If a node tries to create a block using a transaction that other nodes on the network recognise as a double spend, there is a very strong chance that they will lose their money, effectively wasting the cost of constructing their block and performing the proof of work.
This creates an incentive for nodes to ensure that all other nodes are aware of the transactions they are working on incorporating into a block, as without this awareness, the chance of using a double spent input in a block is higher.
How the Bitcoin network achieves consensus
In the mint-based model, the mint was aware of all transactions and decided which arrived first.
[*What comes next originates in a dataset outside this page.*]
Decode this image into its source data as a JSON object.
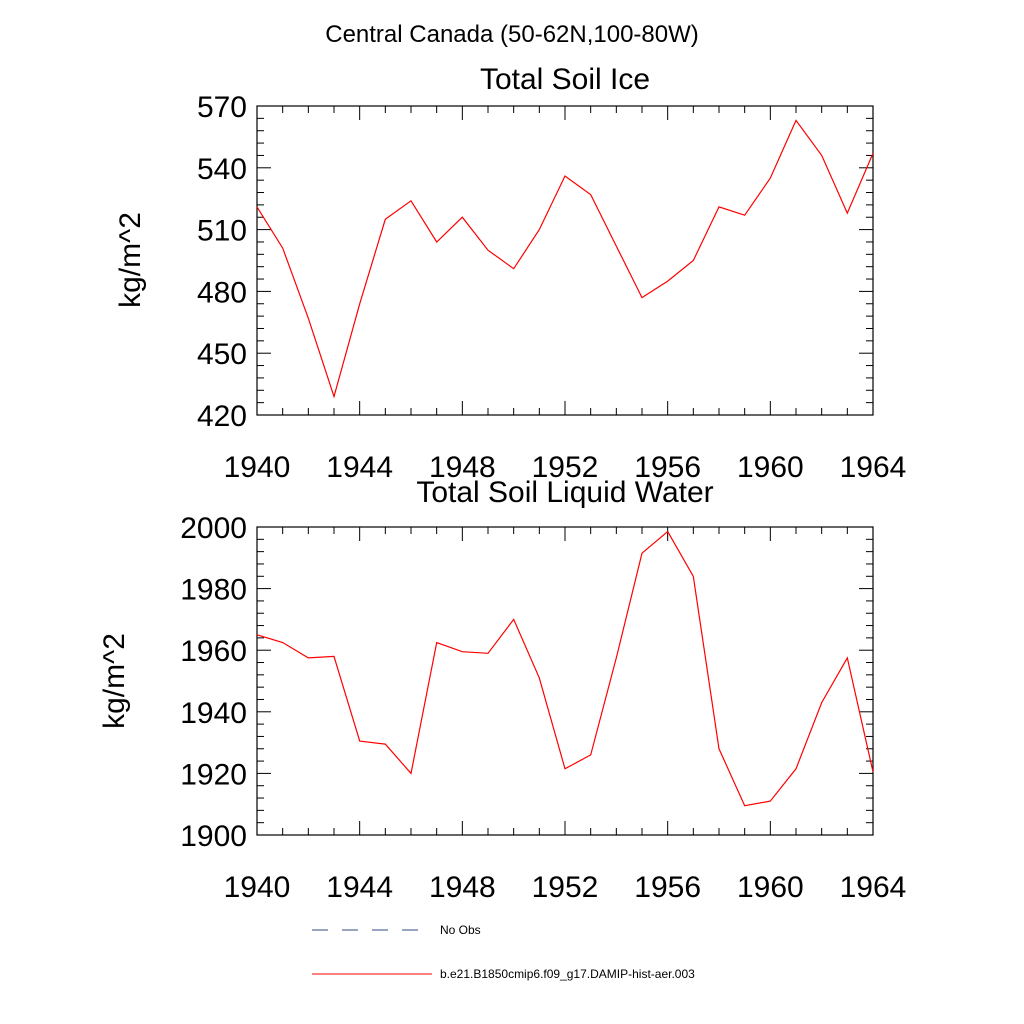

To accomplish this without a trusted party, transactions must be publicly announced [1], and we need a system for participants to agree on a single history of the order in which they were received.
- Satoshi Nakamoto, Bitcoin White paper
When the system is managed by a centralised party, the monitoring of which inputs are used in a transaction and their spent/unspent status is managed simply on a first seen basis.
In Bitcoin, the system has no such means for centralised decision-making so each node must operate as a self-contained mint.
Public announcement of all transactions is critical to the sound operation of the system and provides the fastest means for participants in the competitive block-building process to come to a consensus on the order of events when a valid block is announced to the network.
Without public announcement, every time a potential block is found, the discovering node must subsequently supply any missing transactions to the rest of the network which consumes time and resources, impacting its ability to operate as effectively and efficiently as possible.
The first-seen rule and its application to both transaction and block announcements is a core element of the incentives that drive the construction of the infrastructure that underpins the Bitcoin network.
Proof of acceptance in Bitcoin
The payee needs proof that at the time of each transaction, the majority of nodes agreed it was the first received.
- Satoshi Nakamoto, Bitcoin White paper
For merchants to have confidence in funds received via the Bitcoin network, there must be a means for them to be able to query the nodes who validate the transaction to ensure that it is not double-spending valid inputs. This can be achieved in a variety of ways including:
- Querying a selection of nodes for a transaction output that meets the merchant’s requirements;
- By the merchant sending the transaction on the sender’s behalf and receiving notification of the transaction’s validity from the nodes it uses;
- Through double-spend alarm systems that notify any parties to transactions that double spend an input.